Biomedical Model refers to a conceptual model of illness that excludes psychological and social factors and includes only biological factors in an attempt to understand a person's medical illness or disorder.
The biomedical model is a theoretical framework used in psychology that considers health and illness as physical phenomena that can be explained by biological factors, such as genetics, biochemistry, and anatomy.
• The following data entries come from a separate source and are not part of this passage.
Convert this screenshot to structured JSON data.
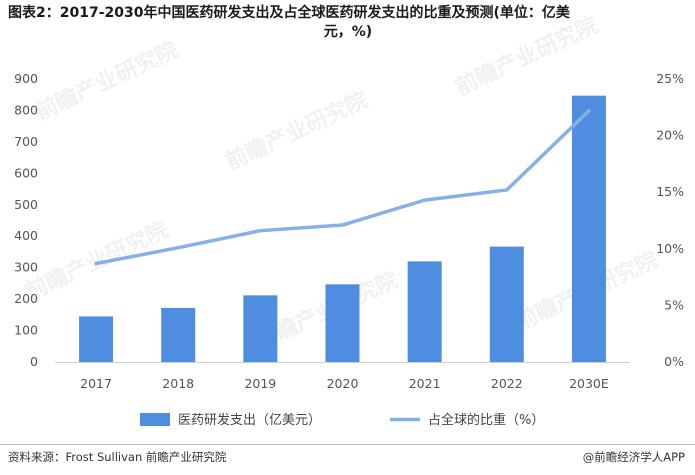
{
  "title": {
    "line1": "图表2：2017-2030年中国医药研发支出及占全球医药研发支出的比重及预测(单位：亿美",
    "line2": "元，%)"
  },
  "chart_data": {
    "type": "bar",
    "categories": [
      "2017",
      "2018",
      "2019",
      "2020",
      "2021",
      "2022",
      "2030E"
    ],
    "series": [
      {
        "name": "医药研发支出（亿美元）",
        "type": "bar",
        "axis": "left",
        "values": [
          145,
          172,
          212,
          247,
          320,
          367,
          847
        ],
        "color": "#4f8de0"
      },
      {
        "name": "占全球的比重（%）",
        "type": "line",
        "axis": "right",
        "values": [
          8.7,
          10.1,
          11.6,
          12.1,
          14.3,
          15.2,
          22.2
        ],
        "color": "#86b0e8"
      }
    ],
    "y_left": {
      "min": 0,
      "max": 900,
      "ticks": [
        0,
        100,
        200,
        300,
        400,
        500,
        600,
        700,
        800,
        900
      ]
    },
    "y_right": {
      "min": 0,
      "max": 25,
      "ticks": [
        "0%",
        "5%",
        "10%",
        "15%",
        "20%",
        "25%"
      ]
    },
    "grid": false,
    "legend": "bottom"
  },
  "footer": {
    "source": "资料来源：Frost Sullivan 前瞻产业研究院",
    "brand": "@前瞻经济学人APP"
  },
  "watermark": "前瞻产业研究院"
}
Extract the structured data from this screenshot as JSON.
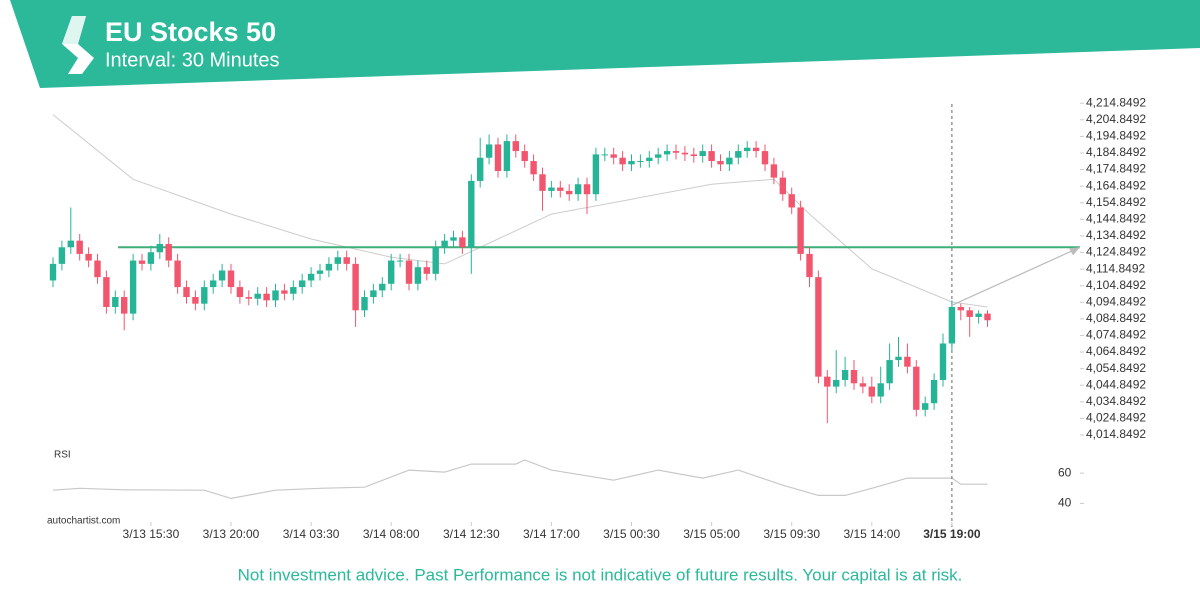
{
  "header": {
    "title": "EU Stocks 50",
    "subtitle": "Interval: 30 Minutes"
  },
  "chart_data": {
    "type": "candlestick",
    "categories": [
      null,
      null,
      null,
      null,
      null,
      null,
      null,
      null,
      null,
      null,
      null,
      "3/13 15:30",
      null,
      null,
      null,
      null,
      null,
      null,
      null,
      null,
      "3/13 20:00",
      null,
      null,
      null,
      null,
      null,
      null,
      null,
      null,
      "3/14 03:30",
      null,
      null,
      null,
      null,
      null,
      null,
      null,
      null,
      "3/14 08:00",
      null,
      null,
      null,
      null,
      null,
      null,
      null,
      null,
      "3/14 12:30",
      null,
      null,
      null,
      null,
      null,
      null,
      null,
      null,
      "3/14 17:00",
      null,
      null,
      null,
      null,
      null,
      null,
      null,
      null,
      "3/15 00:30",
      null,
      null,
      null,
      null,
      null,
      null,
      null,
      null,
      "3/15 05:00",
      null,
      null,
      null,
      null,
      null,
      null,
      null,
      null,
      "3/15 09:30",
      null,
      null,
      null,
      null,
      null,
      null,
      null,
      null,
      "3/15 14:00",
      null,
      null,
      null,
      null,
      null,
      null,
      null,
      null,
      "3/15 19:00",
      null,
      null,
      null,
      null
    ],
    "open": [
      4108,
      4118,
      4128,
      4132,
      4124,
      4120,
      4110,
      4092,
      4098,
      4088,
      4120,
      4118,
      4125,
      4130,
      4120,
      4104,
      4098,
      4094,
      4104,
      4108,
      4114,
      4104,
      4098,
      4097,
      4100,
      4096,
      4102,
      4100,
      4104,
      4108,
      4112,
      4114,
      4118,
      4122,
      4118,
      4090,
      4098,
      4102,
      4106,
      4120,
      4120,
      4106,
      4116,
      4112,
      4128,
      4132,
      4134,
      4128,
      4168,
      4182,
      4190,
      4174,
      4192,
      4186,
      4180,
      4172,
      4162,
      4164,
      4162,
      4160,
      4166,
      4160,
      4184,
      4184,
      4182,
      4178,
      4180,
      4180,
      4182,
      4184,
      4186,
      4185,
      4184,
      4183,
      4186,
      4180,
      4178,
      4182,
      4186,
      4188,
      4186,
      4178,
      4170,
      4160,
      4152,
      4124,
      4110,
      4050,
      4044,
      4048,
      4054,
      4046,
      4044,
      4038,
      4046,
      4060,
      4062,
      4056,
      4030,
      4034,
      4048,
      4070,
      4092,
      4090,
      4086,
      4088
    ],
    "high": [
      4122,
      4132,
      4152,
      4136,
      4128,
      4124,
      4114,
      4102,
      4102,
      4124,
      4124,
      4129,
      4136,
      4134,
      4124,
      4108,
      4102,
      4108,
      4112,
      4118,
      4118,
      4108,
      4102,
      4104,
      4104,
      4106,
      4106,
      4108,
      4112,
      4116,
      4118,
      4122,
      4126,
      4126,
      4122,
      4102,
      4106,
      4110,
      4124,
      4124,
      4124,
      4120,
      4120,
      4132,
      4136,
      4138,
      4138,
      4172,
      4194,
      4196,
      4194,
      4196,
      4196,
      4190,
      4184,
      4176,
      4168,
      4168,
      4166,
      4170,
      4170,
      4188,
      4188,
      4188,
      4186,
      4184,
      4184,
      4186,
      4188,
      4190,
      4190,
      4189,
      4188,
      4190,
      4190,
      4184,
      4186,
      4190,
      4192,
      4192,
      4190,
      4182,
      4174,
      4164,
      4156,
      4128,
      4114,
      4054,
      4066,
      4062,
      4060,
      4050,
      4050,
      4056,
      4070,
      4074,
      4070,
      4060,
      4038,
      4052,
      4076,
      4096,
      4094,
      4092,
      4090,
      4090
    ],
    "low": [
      4104,
      4114,
      4124,
      4120,
      4116,
      4106,
      4088,
      4088,
      4078,
      4084,
      4114,
      4114,
      4121,
      4116,
      4100,
      4094,
      4090,
      4090,
      4100,
      4104,
      4100,
      4094,
      4093,
      4093,
      4092,
      4092,
      4096,
      4096,
      4100,
      4104,
      4108,
      4110,
      4114,
      4114,
      4080,
      4086,
      4094,
      4098,
      4102,
      4116,
      4102,
      4102,
      4108,
      4108,
      4124,
      4128,
      4124,
      4112,
      4164,
      4178,
      4170,
      4170,
      4182,
      4176,
      4168,
      4150,
      4158,
      4158,
      4156,
      4156,
      4148,
      4156,
      4180,
      4178,
      4174,
      4174,
      4176,
      4176,
      4178,
      4180,
      4181,
      4180,
      4179,
      4179,
      4176,
      4174,
      4174,
      4178,
      4182,
      4182,
      4174,
      4166,
      4156,
      4148,
      4120,
      4104,
      4046,
      4022,
      4040,
      4044,
      4042,
      4040,
      4034,
      4034,
      4042,
      4056,
      4052,
      4026,
      4026,
      4030,
      4044,
      4066,
      4084,
      4074,
      4082,
      4080
    ],
    "close": [
      4118,
      4128,
      4132,
      4124,
      4120,
      4110,
      4092,
      4098,
      4088,
      4120,
      4118,
      4125,
      4130,
      4120,
      4104,
      4098,
      4094,
      4104,
      4108,
      4114,
      4104,
      4098,
      4097,
      4100,
      4096,
      4102,
      4100,
      4104,
      4108,
      4112,
      4114,
      4118,
      4122,
      4118,
      4090,
      4098,
      4102,
      4106,
      4120,
      4120,
      4106,
      4116,
      4112,
      4128,
      4132,
      4134,
      4128,
      4168,
      4182,
      4190,
      4174,
      4192,
      4186,
      4180,
      4172,
      4162,
      4164,
      4162,
      4160,
      4166,
      4160,
      4184,
      4184,
      4182,
      4178,
      4180,
      4180,
      4182,
      4184,
      4186,
      4185,
      4184,
      4183,
      4186,
      4180,
      4178,
      4182,
      4186,
      4188,
      4186,
      4178,
      4170,
      4160,
      4152,
      4124,
      4110,
      4050,
      4044,
      4048,
      4054,
      4046,
      4044,
      4038,
      4046,
      4060,
      4062,
      4056,
      4030,
      4034,
      4048,
      4070,
      4092,
      4090,
      4086,
      4088,
      4084
    ],
    "up_color": "#26b496",
    "down_color": "#f1566e",
    "moving_average": {
      "x": [
        0,
        9,
        20,
        29,
        38,
        44,
        50,
        56,
        65,
        74,
        81,
        85,
        92,
        101,
        105
      ],
      "values": [
        4208,
        4169,
        4148,
        4133,
        4122,
        4118,
        4133,
        4148,
        4157,
        4166,
        4169,
        4148,
        4115,
        4095,
        4092
      ],
      "color": "#cccccc"
    },
    "level": 4128,
    "level_color": "#3fae78",
    "projection": {
      "from_index": 101,
      "from_value": 4093,
      "to_value": 4128,
      "color": "#bbbbbb"
    },
    "marker_index": 101,
    "ylim": [
      4010,
      4218
    ],
    "yticks": [
      {
        "value": 4214.8492,
        "label": "4,214.8492"
      },
      {
        "value": 4204.8492,
        "label": "4,204.8492"
      },
      {
        "value": 4194.8492,
        "label": "4,194.8492"
      },
      {
        "value": 4184.8492,
        "label": "4,184.8492"
      },
      {
        "value": 4174.8492,
        "label": "4,174.8492"
      },
      {
        "value": 4164.8492,
        "label": "4,164.8492"
      },
      {
        "value": 4154.8492,
        "label": "4,154.8492"
      },
      {
        "value": 4144.8492,
        "label": "4,144.8492"
      },
      {
        "value": 4134.8492,
        "label": "4,134.8492"
      },
      {
        "value": 4124.8492,
        "label": "4,124.8492"
      },
      {
        "value": 4114.8492,
        "label": "4,114.8492"
      },
      {
        "value": 4104.8492,
        "label": "4,104.8492"
      },
      {
        "value": 4094.8492,
        "label": "4,094.8492"
      },
      {
        "value": 4084.8492,
        "label": "4,084.8492"
      },
      {
        "value": 4074.8492,
        "label": "4,074.8492"
      },
      {
        "value": 4064.8492,
        "label": "4,064.8492"
      },
      {
        "value": 4054.8492,
        "label": "4,054.8492"
      },
      {
        "value": 4044.8492,
        "label": "4,044.8492"
      },
      {
        "value": 4034.8492,
        "label": "4,034.8492"
      },
      {
        "value": 4024.8492,
        "label": "4,024.8492"
      },
      {
        "value": 4014.8492,
        "label": "4,014.8492"
      }
    ],
    "rsi": {
      "label": "RSI",
      "x": [
        0,
        3,
        8,
        17,
        20,
        25,
        30,
        35,
        40,
        44,
        47,
        52,
        53,
        56,
        63,
        68,
        73,
        77,
        82,
        86,
        89,
        92,
        96,
        98,
        101,
        102,
        105
      ],
      "values": [
        48.7,
        50,
        49,
        48.7,
        43.3,
        48.7,
        50,
        50.7,
        62,
        60.7,
        66,
        66,
        68.7,
        62,
        55.3,
        62,
        56.7,
        62,
        52,
        45.3,
        45.3,
        50,
        56.7,
        56.7,
        56.7,
        52.7,
        52.7
      ],
      "color": "#c8c8c8",
      "ylim": [
        33,
        70
      ],
      "yticks": [
        40,
        60
      ]
    }
  },
  "source": "autochartist.com",
  "footer": "Not investment advice. Past Performance is not indicative of future results. Your capital is at risk."
}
This approach tends to emphasize the importance of treating illness through medical interventions, such as medication and surgery.
Some examples of how the biomedical model can be applied in psychology include:
When a patient is diagnosed with depression, the biomedical model may attribute the condition to an imbalance in brain chemicals such as serotonin and prescribe medication to correct it.
In the case of a person experiencing chronic pain, the biomedical model may seek to identify the physical source of the pain, such as a herniated disc, and recommend surgery to alleviate the symptoms.
When a patient presents with symptoms of a particular disease, the biomedical model may focus on identifying the underlying biological causes of the illness through diagnostic testing and treating those causes with medication.
While the biomedical model has been helpful in advancing medical treatment and understanding physical health, some criticisms of this approach have been raised. Some argue that this approach can overlook the importance of social and psychological factors in determining health and illness, leading to an overemphasis on medical treatments rather than holistic approaches.